Some tiny voice in the back of my head that wasn’t just stuttering and shaking over a blowjob out of nowhere yelled at me that I was supposed to be mean to her. My fingers speared into her thick hair and I cupped the back of her skull. More than anything I wanted my dick back in that heat box of a mouth, not toyed with like she was currently doing.
“Hold on,” I warned her.
Her hands dropped away from my body and I took the path of no resistance and dove back into her mouth. She opened her jaw wide and greeted me with her rough tongue. I pulled back and instantly slammed back in, further this time. I felt her throat convulse, and while part of me winced at what was probably uncomfortable for her, the other part of me fucking loved it. So I kept abusing her mouth, in and out, pushing further down her throat each time. She let me, her head back, mouth open and her throat welcoming me.

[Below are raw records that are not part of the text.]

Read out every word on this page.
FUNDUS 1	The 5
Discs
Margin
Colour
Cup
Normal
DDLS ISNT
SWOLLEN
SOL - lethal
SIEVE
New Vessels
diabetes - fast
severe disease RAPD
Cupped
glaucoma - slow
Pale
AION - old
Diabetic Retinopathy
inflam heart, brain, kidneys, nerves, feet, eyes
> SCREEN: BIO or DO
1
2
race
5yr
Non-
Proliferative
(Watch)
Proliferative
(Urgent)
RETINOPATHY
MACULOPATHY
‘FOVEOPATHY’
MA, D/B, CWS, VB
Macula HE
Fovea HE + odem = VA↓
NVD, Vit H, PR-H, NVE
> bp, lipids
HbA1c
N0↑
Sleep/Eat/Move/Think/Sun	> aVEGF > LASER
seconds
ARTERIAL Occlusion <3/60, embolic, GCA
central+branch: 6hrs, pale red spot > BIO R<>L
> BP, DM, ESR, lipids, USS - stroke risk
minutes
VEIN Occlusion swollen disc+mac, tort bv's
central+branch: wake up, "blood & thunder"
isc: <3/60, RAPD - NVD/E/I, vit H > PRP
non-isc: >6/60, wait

Tears gathered in the corner of her eyes and I focused on them. How many tears did I shed when she left me behind? She groaned as I pulled out of her mouth, her nostrils flaring as she sucked in air. Then I noticed her hand going beneath the waistband of her shorts. No. There would be no pleasure for this woman tonight. I wasn’t joking. She’d have to work to get anything from me this time around.
I thrusted back into her mouth, harder than before. Her throat worked around me, gagging on me as darts of pleasure climbed up my back and into my balls. I took in the dishevelment of her hair, her face, the track of a tear that leaked out of the corner of her eye. I shot my load. Down her throat and spilling into her mouth, wave after wave of hot liquid. My eyes squeezed shut and every muscle in my body locked up in a pleasure so great I wasn’t sure I could stay on my feet. She swallowed me down repeatedly without a single grunt of displeasure.

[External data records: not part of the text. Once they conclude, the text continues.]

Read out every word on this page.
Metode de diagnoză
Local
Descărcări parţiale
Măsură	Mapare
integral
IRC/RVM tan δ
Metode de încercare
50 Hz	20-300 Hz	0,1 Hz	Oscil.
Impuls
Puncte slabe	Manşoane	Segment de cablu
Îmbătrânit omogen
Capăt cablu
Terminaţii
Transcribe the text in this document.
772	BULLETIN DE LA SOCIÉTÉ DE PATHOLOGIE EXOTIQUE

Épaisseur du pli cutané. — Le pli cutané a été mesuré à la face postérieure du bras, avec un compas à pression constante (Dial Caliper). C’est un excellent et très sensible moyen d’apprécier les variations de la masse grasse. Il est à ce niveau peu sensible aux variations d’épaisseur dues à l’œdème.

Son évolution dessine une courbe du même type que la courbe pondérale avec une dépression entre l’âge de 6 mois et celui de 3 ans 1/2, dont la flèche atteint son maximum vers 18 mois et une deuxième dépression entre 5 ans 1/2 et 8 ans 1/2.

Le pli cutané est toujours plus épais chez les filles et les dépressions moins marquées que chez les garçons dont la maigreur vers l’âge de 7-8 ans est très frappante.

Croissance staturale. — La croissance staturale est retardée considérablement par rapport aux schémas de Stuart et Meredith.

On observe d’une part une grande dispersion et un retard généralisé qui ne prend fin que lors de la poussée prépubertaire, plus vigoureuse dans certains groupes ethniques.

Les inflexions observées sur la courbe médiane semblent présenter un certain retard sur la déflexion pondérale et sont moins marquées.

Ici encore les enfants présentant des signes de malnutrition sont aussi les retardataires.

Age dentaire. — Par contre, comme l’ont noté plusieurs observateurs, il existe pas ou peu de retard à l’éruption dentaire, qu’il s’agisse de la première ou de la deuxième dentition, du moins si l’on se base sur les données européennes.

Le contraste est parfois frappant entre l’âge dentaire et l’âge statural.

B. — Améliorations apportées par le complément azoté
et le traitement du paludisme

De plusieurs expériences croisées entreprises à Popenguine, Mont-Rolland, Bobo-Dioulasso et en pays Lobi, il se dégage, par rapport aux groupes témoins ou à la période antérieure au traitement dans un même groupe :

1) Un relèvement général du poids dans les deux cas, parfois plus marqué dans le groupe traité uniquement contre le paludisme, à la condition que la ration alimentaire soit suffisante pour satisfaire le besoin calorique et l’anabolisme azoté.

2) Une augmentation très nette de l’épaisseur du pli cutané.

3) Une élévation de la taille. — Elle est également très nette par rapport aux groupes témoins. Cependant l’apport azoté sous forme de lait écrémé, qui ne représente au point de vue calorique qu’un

Stepping back, I pulled from her mouth and opened my eyes. Cum and saliva coated her chin while she swayed on her knees. Her hair looked like the rat’s nest I teased her about. Suddenly I felt terrible for treating her that way. She didn’t deserve to be on her knees with any kind of anger in my heart, not when our divorce was a long time ago and I was partly to blame.
I reached down, pulled her up to her feet, and swept her into my arms. Laying her down on my bed, I held up a finger before spinning around and exiting the room. There was a hand towel on the rack in the bathroom, which I put under the faucet and then wrung out. Back in the bedroom, I gently wiped her face and then tossed the towel into the corner of the room as I sat on the edge of the bed.

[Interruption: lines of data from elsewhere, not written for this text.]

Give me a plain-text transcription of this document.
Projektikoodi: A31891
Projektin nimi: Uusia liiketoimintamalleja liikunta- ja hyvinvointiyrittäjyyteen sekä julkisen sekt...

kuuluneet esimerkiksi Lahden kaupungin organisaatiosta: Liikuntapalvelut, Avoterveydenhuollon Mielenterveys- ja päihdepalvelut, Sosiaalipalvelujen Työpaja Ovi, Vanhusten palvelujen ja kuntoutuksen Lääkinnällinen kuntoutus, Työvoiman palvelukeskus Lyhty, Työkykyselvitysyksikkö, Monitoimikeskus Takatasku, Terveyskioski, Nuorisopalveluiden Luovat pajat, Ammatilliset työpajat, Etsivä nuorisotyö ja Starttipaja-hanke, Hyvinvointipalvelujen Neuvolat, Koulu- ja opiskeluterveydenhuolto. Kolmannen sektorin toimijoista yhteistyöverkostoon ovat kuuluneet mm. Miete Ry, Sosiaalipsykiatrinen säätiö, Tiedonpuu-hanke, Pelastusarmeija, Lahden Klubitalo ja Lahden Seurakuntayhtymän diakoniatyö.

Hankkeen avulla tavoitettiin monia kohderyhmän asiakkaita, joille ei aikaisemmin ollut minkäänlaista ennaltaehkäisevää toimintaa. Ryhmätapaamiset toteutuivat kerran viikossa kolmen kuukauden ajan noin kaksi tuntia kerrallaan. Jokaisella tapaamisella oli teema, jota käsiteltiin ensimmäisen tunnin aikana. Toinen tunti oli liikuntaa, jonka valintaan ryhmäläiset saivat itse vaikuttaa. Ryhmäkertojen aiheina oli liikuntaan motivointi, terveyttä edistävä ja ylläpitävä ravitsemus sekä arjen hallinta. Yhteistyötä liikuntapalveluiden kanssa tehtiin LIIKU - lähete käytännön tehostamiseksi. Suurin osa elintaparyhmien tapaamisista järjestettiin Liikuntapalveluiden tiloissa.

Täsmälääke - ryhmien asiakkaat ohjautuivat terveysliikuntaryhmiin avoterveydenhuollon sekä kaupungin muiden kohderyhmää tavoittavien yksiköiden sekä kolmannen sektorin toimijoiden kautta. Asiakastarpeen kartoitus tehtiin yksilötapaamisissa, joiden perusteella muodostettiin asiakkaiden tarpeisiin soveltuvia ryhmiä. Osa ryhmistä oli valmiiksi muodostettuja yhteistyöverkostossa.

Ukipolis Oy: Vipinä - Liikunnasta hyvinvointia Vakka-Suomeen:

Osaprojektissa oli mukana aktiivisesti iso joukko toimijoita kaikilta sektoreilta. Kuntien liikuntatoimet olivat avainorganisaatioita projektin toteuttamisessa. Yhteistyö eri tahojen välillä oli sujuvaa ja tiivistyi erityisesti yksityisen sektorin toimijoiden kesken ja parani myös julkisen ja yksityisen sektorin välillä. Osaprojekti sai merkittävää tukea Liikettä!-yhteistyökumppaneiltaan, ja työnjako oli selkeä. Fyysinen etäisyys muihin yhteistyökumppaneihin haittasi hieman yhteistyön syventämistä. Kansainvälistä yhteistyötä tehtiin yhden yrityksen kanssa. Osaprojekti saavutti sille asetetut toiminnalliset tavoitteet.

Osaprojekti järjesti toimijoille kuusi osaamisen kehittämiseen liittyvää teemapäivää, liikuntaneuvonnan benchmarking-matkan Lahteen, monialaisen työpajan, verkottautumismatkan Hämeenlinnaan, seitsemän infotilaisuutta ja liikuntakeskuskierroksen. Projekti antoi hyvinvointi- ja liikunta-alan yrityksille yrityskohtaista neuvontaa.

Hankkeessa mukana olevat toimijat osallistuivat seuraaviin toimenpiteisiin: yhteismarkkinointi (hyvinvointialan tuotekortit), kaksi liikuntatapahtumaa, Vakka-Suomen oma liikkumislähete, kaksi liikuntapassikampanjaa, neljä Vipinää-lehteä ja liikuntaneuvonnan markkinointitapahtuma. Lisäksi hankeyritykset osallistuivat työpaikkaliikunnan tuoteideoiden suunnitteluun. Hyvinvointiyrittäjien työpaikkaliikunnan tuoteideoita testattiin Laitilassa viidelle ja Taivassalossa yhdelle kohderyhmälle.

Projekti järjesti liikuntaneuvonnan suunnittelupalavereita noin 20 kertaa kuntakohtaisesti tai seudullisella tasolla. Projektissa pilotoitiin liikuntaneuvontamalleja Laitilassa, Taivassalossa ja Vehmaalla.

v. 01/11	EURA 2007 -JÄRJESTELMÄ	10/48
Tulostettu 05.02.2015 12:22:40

She watched me, big brown eyes holding no contempt for how I just treated her. I slid a pair of sweats on and came back to the bed. I handed her her T-shirt, which she put on.
“Sorry, Tully,” I started.
She put her hand on my forearm and sat up. “Don’t be sorry. I told you to be mean to me.” Her reddened lips tilted up into a smile. “And I kind of liked it.”
I rolled my eyes, instantly feeling better about my behavior, but not willing to touch that statement with a ten-foot pole. Tully had been gone for nineteen years. There was a lot about her and about me that had changed over the years. Tonight I was too tired to sort through it all, so I climbed into bed, pulled her into my arms, and kissed the back of her head.
“Good night.”
“’Night, Colson,” she whispered back.